Pas d’intérêt pour les langues « vulgaires », dialectes grossiers et impossibles à écrire : français, espagnol, italien… cette dernière étant défendue contre le latin par Dante, vraie noblesse dans l’italien. Idée reprise à la Renaissance, avec intérêt croissant pour description grammaticale de ces langues.
3. Age classique
Age classique (17-18ème siècle) continuité de la Renaissance, soit intérêt pour les langues modernes. Enregistrement des données : orthographe commence à se fixer touuuut doucement. Notation de la prononciation, et travail sur la grammaire, grammaire d’usage, du quotidien.

Grammaire descriptive (décrit, mais pas de jugement de valeur sur ce qui est bien ou pas) et prescriptive (il y a une façon de dire les choses). Qualité de la langue : créations d’académies. Grammaire de Port Royal : on cherche ce qui rapproche les langues. Différentes dans leurs détails, mais forme profonde qui les rend identiques. Appui sur la logique : l’esprit humain n’est qu’un.

Grammaire générative avec Chomsky, très jeune chercheur au MIT qui révolutionne la linguistique : dans une langue, ces énonces si différents peuvent se ramener à une matrice restreinte, pas besoin de connaître 70 langues pour travailler sur les structures des langues, remonter avec la logique aux matrices qui génèrent un certain nombre d’énoncés… proche de la grammaire de Port Royal.
Puis on s’intéresse à la terminologie pour travailler les langues étudiées, certaines ne peuvent pas se calquer sur le latin. On distingue classes de mots, emplois des mots… (article, adjectif). Période aussi où on réfléchit d’un point de vue philosophique sur le langage. Peut on l’influer ? Distinction entre grammaire et rhétorique (Comment on utilise le langage, besoin de communication).

Question de l’origine des langues : Rousseau. Langage est fruit d’un besoin social ? d’un besoin de commerce ? Besoin d ‘exprimer ses émotions ? On pense aussi à langue universelle : pourquoi langues différentes ? Langue pré babélique ? Possible de la recréer ? Leibniz. Mélanger morceaux de langues existantes ?
4. 19ème siècle
Influence de la pensée romantique allemande + importante de la comparaison linguistique qui amène à découvrir une langue sacrée indienne, le sanskrit.

Herder : langage ne sert pas à s’exprimer, à commercer, ou besoin social. Prise de conscience de l’homme par lui même, donc accession simultanée au langage et à la réflexivité.

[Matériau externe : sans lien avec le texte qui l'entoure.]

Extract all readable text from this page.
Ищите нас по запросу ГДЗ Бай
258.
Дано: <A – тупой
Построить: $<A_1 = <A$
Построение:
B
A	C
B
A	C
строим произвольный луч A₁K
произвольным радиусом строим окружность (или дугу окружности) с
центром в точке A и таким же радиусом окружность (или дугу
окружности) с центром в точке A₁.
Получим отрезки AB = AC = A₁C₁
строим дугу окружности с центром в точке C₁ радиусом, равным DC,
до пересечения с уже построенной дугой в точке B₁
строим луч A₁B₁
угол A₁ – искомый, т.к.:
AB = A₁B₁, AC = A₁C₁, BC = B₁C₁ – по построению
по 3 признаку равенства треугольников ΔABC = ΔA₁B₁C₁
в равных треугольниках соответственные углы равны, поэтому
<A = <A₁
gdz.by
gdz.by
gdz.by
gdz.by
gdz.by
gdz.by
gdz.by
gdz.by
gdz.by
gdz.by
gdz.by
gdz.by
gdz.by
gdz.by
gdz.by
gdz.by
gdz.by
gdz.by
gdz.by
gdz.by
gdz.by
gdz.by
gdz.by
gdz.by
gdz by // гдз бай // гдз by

Chaque langue illustre de manière différente la façon dont le mouvement se réalise. Pas un mouvement individuel, dépend du peuple auquel on appartient. Chaque langue est donc en lien avec le génie du peuple qui la parle. Théorie qui peut facilement déraper…

Humboldt pose lui que le langage n’est pas figé, pas posé, mais il évolue, énergie en constant mouvement. Chaque langue est une illustration du langage en général. Analyse organique des langues (cf Goethe avec sa description des plantes : dans la graine tout le projet de la fleur est déjà là, tout est déjà en germe, développement continuel). Forme interne déjà présente dans la langue, qui se développe d’elle même. Pas de prise du social donc. Elle possède de même en germe les évolutions grammaticales qu’elle va connaître. Evolution constante mais fermée dès la base… intouchable.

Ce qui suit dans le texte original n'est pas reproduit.